Lors des élections d’octobre, on élira pour la première fois des représentants au Parlasur. La liste électorale du FIT fera entendre la voix des femmes, de la classe ouvrière et de la jeunesse au Parlement du Mercosur. Pourtant, on sait que, loin d’être une tribune pour les peuples latino-américains, le Parlasur est une institution décorative, dominée par le lobby qui travaille pour les entreprises impérialistes dans la région, leur offrant des meilleures conditions pour l’exploitation des classes ouvrières sur le continent. 
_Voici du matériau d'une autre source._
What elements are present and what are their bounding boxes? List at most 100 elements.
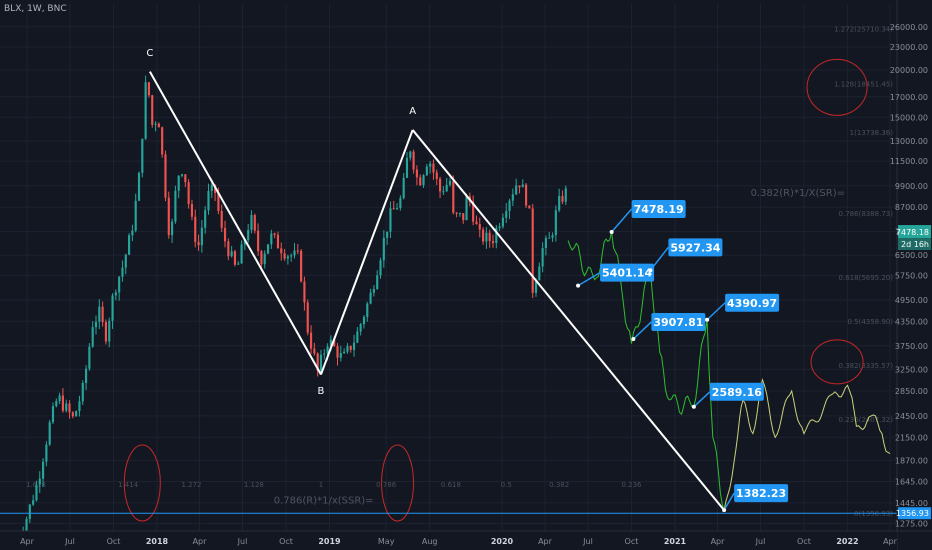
candle-body (435, 172, 438, 179)
callout-anchor-dot (705, 317, 710, 322)
candle-body (482, 229, 485, 242)
candle-body (515, 185, 518, 195)
candle-body (35, 484, 38, 501)
x-tick-label: Aug (422, 537, 438, 546)
callout-box (709, 382, 764, 401)
candle-body (217, 192, 220, 211)
callout-box (725, 293, 780, 312)
candle-body (210, 184, 213, 192)
price-callouts[interactable]: 7478.19 5401.14 5927.34 3907.81 4390.97 2589.… (576, 200, 789, 513)
candle-body (528, 205, 531, 209)
callout-label: 2589.16 (712, 386, 762, 399)
wave-line-c-b (149, 71, 322, 375)
symbol-label: BLX, 1W, BNC (4, 4, 67, 14)
candle-body (521, 184, 524, 188)
callout-anchor-dot (722, 508, 727, 513)
candle-body (240, 244, 243, 264)
callout-pointer (723, 492, 735, 511)
y-tick-label: 4350.00 (895, 317, 928, 326)
candle-body (204, 210, 207, 228)
candle-body (194, 216, 197, 242)
candle-body (223, 227, 227, 242)
candle-body (88, 346, 91, 369)
y-tick-label: 13000.00 (890, 137, 928, 146)
x-axis-panel (0, 531, 897, 550)
circle-annotation (806, 58, 868, 116)
support-price-tag (898, 507, 931, 520)
candle-body (121, 267, 124, 277)
callout-label: 3907.81 (653, 316, 703, 329)
candle-body (101, 306, 104, 323)
x-tick-label: Jul (582, 537, 593, 546)
callout-box (668, 238, 723, 257)
candle-body (75, 411, 78, 417)
candle-body (336, 346, 339, 358)
projection-paths (0, 231, 897, 514)
candle-body (286, 256, 289, 259)
x-tick-label: May (378, 537, 395, 546)
candle-body (376, 275, 379, 289)
callout-box (600, 263, 655, 282)
candle-body (247, 229, 250, 241)
candle-body (356, 331, 359, 343)
candle-body (137, 172, 141, 201)
wave-lines[interactable]: C B A (146, 48, 725, 511)
candle-body (558, 195, 561, 211)
circle-annotation (810, 339, 864, 385)
fibonacci-levels: 1.272(25710.34) 1.128(18451.45) 1(13738.36… (26, 26, 893, 519)
candle-body (564, 188, 567, 202)
candle-body (283, 253, 286, 259)
circle-annotation (381, 444, 415, 522)
candle-body (491, 241, 495, 244)
candle-body (561, 195, 564, 202)
y-tick-label: 15000.00 (890, 113, 928, 122)
callout-box (734, 484, 789, 503)
candle-body (518, 185, 521, 188)
fib-ratio-label: 1 (319, 481, 323, 489)
candle-body (250, 215, 253, 230)
x-tick-label: Oct (797, 537, 811, 546)
candle-body (392, 208, 395, 210)
callout-box (631, 200, 686, 219)
wave-point-label: A (409, 106, 416, 117)
candle-body (187, 182, 190, 205)
candle-body (432, 163, 435, 173)
candle-body (190, 204, 194, 217)
y-tick-label: 9900.00 (895, 182, 928, 191)
candle-body (415, 169, 418, 178)
candle-body (554, 210, 557, 236)
candle-body (200, 227, 203, 246)
candle-body (65, 403, 68, 411)
candle-body (131, 230, 134, 236)
x-tick-label: Apr (883, 537, 898, 546)
y-tick-label: 5750.00 (895, 271, 928, 280)
candle-body (349, 345, 352, 350)
candle-body (362, 316, 366, 325)
candle-body (475, 221, 478, 225)
x-tick-label: Oct (107, 537, 121, 546)
candle-body (207, 191, 210, 211)
x-tick-label: Jul (237, 537, 248, 546)
candle-body (343, 351, 346, 354)
candle-body (58, 395, 61, 402)
y-tick-label: 3750.00 (895, 342, 928, 351)
callout-label: 4390.97 (727, 297, 777, 310)
candle-body (94, 321, 98, 328)
x-tick-label: 2019 (318, 537, 341, 546)
callout-pointer (706, 302, 726, 321)
y-tick-label: 6500.00 (895, 251, 928, 260)
callout-label: 1382.23 (736, 487, 786, 500)
candle-body (38, 478, 41, 485)
candle-body (548, 237, 551, 239)
candle-body (220, 210, 223, 228)
candle-body (104, 322, 108, 342)
candle-body (359, 324, 362, 332)
fib-ratio-label: 1.414 (118, 481, 139, 489)
candle-body (495, 227, 498, 244)
candle-body (382, 237, 385, 261)
candle-body (498, 226, 501, 228)
callout-box (651, 312, 706, 331)
wave-line-b-a (320, 129, 414, 375)
candle-body (114, 292, 117, 296)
C’est pour cela que Nicolás del Caño a pointé l’hypocrisie des discours sur l’ « unité latino-américaine » des gouvernements régionaux, mais aussi que le Parlasur donne encore plus d’avantages matériels aux mandataires, même au-delà de ce qu’établissent les gouvernements régionaux. Il s’agit d’élargir les privilèges de hauts fonctionnaires et législateurs au niveau national, avec des salaires et des retraites parfois dix fois supérieurs à ceux de n’importe quel travailleur. C’est pour cela qu’on soutient que ces parlementaires, comme tous les fonctionnaires publics, devraient recevoir un salaire égal à celui d’une enseignante.

Malgré cela, on considère que conquérir la présence de la voix des femmes, de la classe ouvrière et de la jeunesse au Parlasur, permettra de gagner une nouvelle tribune pour dénoncer la situation dans laquelle vivent les femmes d’Argentine et de toute l’Amérique Latine, lutter pour le droit des femmes, mais aussi impulser la solidarité avec les luttes ouvrières et populaires, au-delà des frontières, exprimant la nécessité d’unir les travailleurs et travailleuses de toute la région.
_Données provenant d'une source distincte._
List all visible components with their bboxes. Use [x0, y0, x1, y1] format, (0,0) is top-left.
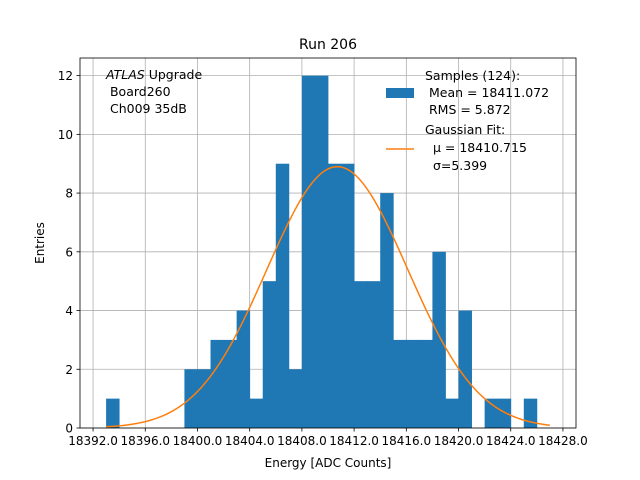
histogram-bar: [262, 281, 277, 428]
histogram-bars: [106, 75, 538, 428]
histogram-bar: [458, 310, 472, 428]
y-tick-label: 10: [58, 128, 73, 142]
gaussian-fit-curve: [106, 165, 550, 428]
y-tick-label: 0: [65, 422, 73, 436]
histogram-bar: [223, 339, 238, 428]
annotation-line-2: Board260: [106, 84, 171, 99]
annotation-line-1: ATLAS Upgrade: [105, 67, 202, 82]
histogram-bar: [288, 369, 303, 428]
histogram-bar: [367, 281, 381, 428]
x-tick-label: 18408.0: [277, 434, 327, 448]
atlas-word: ATLAS: [105, 67, 145, 82]
histogram-bar: [393, 339, 407, 428]
axes-frame: [79, 57, 577, 429]
histogram-bar: [445, 398, 459, 428]
x-tick-label: 18404.0: [225, 434, 275, 448]
y-tick-label: 8: [65, 187, 73, 201]
histogram-bar: [432, 251, 446, 428]
y-tick-label: 2: [65, 363, 73, 377]
y-tick-label: 4: [65, 304, 73, 318]
histogram-bar: [210, 339, 224, 428]
legend-histogram-swatch: [386, 88, 414, 98]
histogram-bar: [328, 163, 342, 428]
histogram-bar: [106, 398, 120, 428]
legend-hist-line-2: Mean = 18411.072: [425, 85, 549, 100]
legend: Samples (124): Mean = 18411.072 RMS = 5.…: [386, 68, 549, 173]
histogram-bar: [419, 339, 433, 428]
histogram-bar: [406, 339, 420, 428]
histogram-bar: [380, 193, 394, 428]
histogram-bar: [354, 281, 368, 428]
legend-hist-line-3: RMS = 5.872: [425, 102, 511, 117]
y-tick-label: 6: [65, 245, 73, 259]
histogram-bar: [301, 75, 316, 428]
legend-fit-line-3: σ=5.399: [425, 158, 487, 173]
histogram-bar: [249, 398, 264, 428]
axis-ticks: 18392.0 18396.0 18400.0 18404.0 18408.0 18412…: [58, 69, 588, 448]
histogram-bar: [184, 369, 198, 428]
histogram-bar: [484, 398, 499, 428]
atlas-upgrade: Upgrade: [145, 67, 203, 82]
histogram-bar: [341, 163, 355, 428]
x-tick-label: 18392.0: [68, 434, 118, 448]
atlas-annotation: ATLAS Upgrade Board260 Ch009 35dB: [105, 67, 202, 116]
histogram-bar: [497, 398, 512, 428]
x-axis-label: Energy [ADC Counts]: [265, 456, 392, 470]
annotation-line-3: Ch009 35dB: [106, 101, 187, 116]
histogram-bar: [197, 369, 211, 428]
histogram-bar: [314, 75, 329, 428]
x-tick-label: 18400.0: [173, 434, 223, 448]
chart-title: Run 206: [299, 37, 357, 53]
legend-fit-line-2: μ = 18410.715: [425, 140, 527, 155]
histogram-bar: [236, 310, 251, 428]
legend-hist-line-1: Samples (124):: [425, 68, 520, 83]
x-tick-label: 18424.0: [486, 434, 536, 448]
legend-fit-line-1: Gaussian Fit:: [425, 122, 505, 137]
x-tick-label: 18396.0: [120, 434, 170, 448]
x-tick-label: 18416.0: [382, 434, 432, 448]
y-axis-label: Entries: [33, 222, 47, 264]
histogram-bar: [275, 163, 290, 428]
x-tick-label: 18420.0: [434, 434, 484, 448]
y-tick-label: 12: [58, 69, 73, 83]
x-tick-label: 18412.0: [329, 434, 379, 448]
x-tick-label: 18428.0: [538, 434, 588, 448]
Mettre cette « tribune régionale », au service de la lutte des femmes pour nos droits, ne peut pas être séparé de la construction d’un mouvement fort de femmes en Amérique Latine, qu’il soit une force conséquente dans la lutte pour les droits démocratique et qui se donne comme perspective la révolution socialiste pour l’émancipation des femmes, et pour en finir avec l’exploitation capitaliste qui pèse de tout son poids sur le dos des femmes.
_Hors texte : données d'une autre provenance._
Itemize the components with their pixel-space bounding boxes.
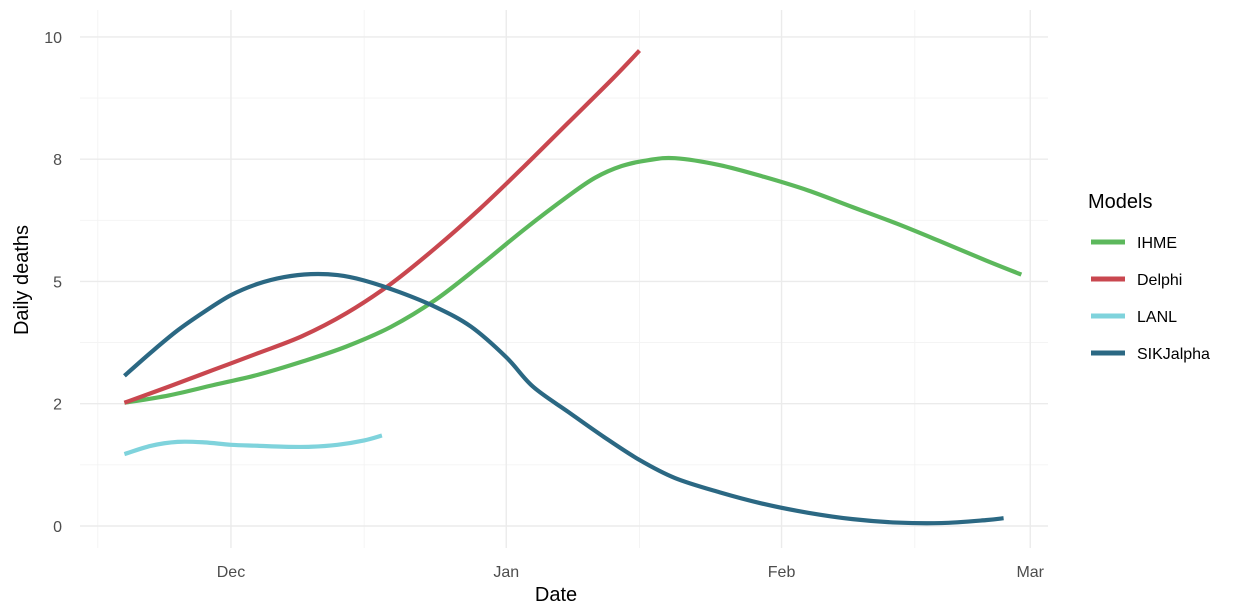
y-tick-label: 5: [53, 274, 62, 291]
x-tick-label: Feb: [768, 564, 796, 581]
series-line-lanl: [123, 433, 383, 457]
minor-gridlines: [80, 10, 1048, 548]
x-tick-label: Jan: [493, 564, 519, 581]
series-line-sikjalpha: [123, 271, 1004, 526]
x-axis-ticks: Dec Jan Feb Mar: [217, 564, 1045, 581]
series-line-delphi: [123, 49, 642, 405]
legend-items: IHME Delphi LANL SIKJalpha: [1091, 235, 1210, 363]
x-axis-title: Date: [535, 584, 577, 606]
legend-label-sikjalpha: SIKJalpha: [1137, 346, 1210, 363]
x-tick-label: Mar: [1016, 564, 1044, 581]
legend-label-delphi: Delphi: [1137, 272, 1182, 289]
y-tick-label: 0: [53, 519, 62, 536]
legend-title: Models: [1088, 191, 1152, 213]
y-axis-ticks: 0 2 5 8 10: [44, 30, 62, 536]
major-gridlines: [80, 10, 1048, 548]
series-line-ihme: [124, 155, 1023, 405]
legend-label-ihme: IHME: [1137, 235, 1177, 252]
y-axis-title: Daily deaths: [11, 225, 33, 335]
series-lines: [123, 49, 1023, 526]
x-tick-label: Dec: [217, 564, 245, 581]
y-tick-label: 10: [44, 30, 62, 47]
y-tick-label: 8: [53, 152, 62, 169]
legend-label-lanl: LANL: [1137, 309, 1177, 326]
legend: Models IHME Delphi LANL SIKJalpha: [1088, 191, 1210, 363]
y-tick-label: 2: [53, 397, 62, 414]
C’est le chemin pris par le collectif Pan y Rosas, présent dans plusieurs pays de l’Amérique Latine. La tribune au Parlasur permettrait d’amplifier au niveau du continent l’exemple de nos camarades ouvrières de Kraft-Modelez d’Argentine, qui ont arrêté la production pour lutter contre le harcèlement sexuel d’un contremaître sur une ouvrière, ou les femmes de MadyGraf qui, après avoir résisté avec les travailleurs contre la fermeture de leur propre usine, l’ont finalement mise sous contrôle ouvrier, faisant en même temps une grande campagne contre la violence faite aux femmes. Aussi, l’exemple de nos camarades de Pão e Rosas dans le syndicat du personnel de l’Université de Sao Paulo au Brésil qui, au milieu d’une grève très dure, ont impulsé une campagne contre les LGBTI-phobies, ou les travailleuses du métro de Sao Paulo qui ont fait face aux licenciements et persécutions, mais qui ont aussi mené une campagne contre la violence de genre et les viols dont souffrent les femmes à l’intérieur du métro. De telles actions sont le témoignage que la lutte pour l’émancipation des femmes ne peut pas être un sujet « annexe » dans le programme d’une extrême gauche qui se donne pour défi de se renforcer dans les concentrations ouvrières du continent. Au contraire, elles sont une partie essentielle de la lutte pour briser les chaînes de l’exploitation et de l’oppression. Aujourd’hui, Pan y Rosas a pour objectif que toutes les tribunes politiques du FIT en Argentine dans les Parlements régionaux, l’Assemblée Nationale, et le Parlasur aussi, soient une prolongation des luttes quotidiennes dans les rues, face aux patrons, à la bureaucratie syndicale, aux Etats qui protègent les intérêts des capitalistes et leurs forces répressives.

Andrea D’Atri

Candidate au Parlasur (Parlement du Mercosur) pour le Front de Gauche et des Travailleurs, Andrea D’Atri a été à l’initiative de la création de Pan y Rosas, collectif féministe et LGBTI présent en Argentine, en Bolivie, au Brésil, au Chili, au Mexique et dans l’Etat Espagnol.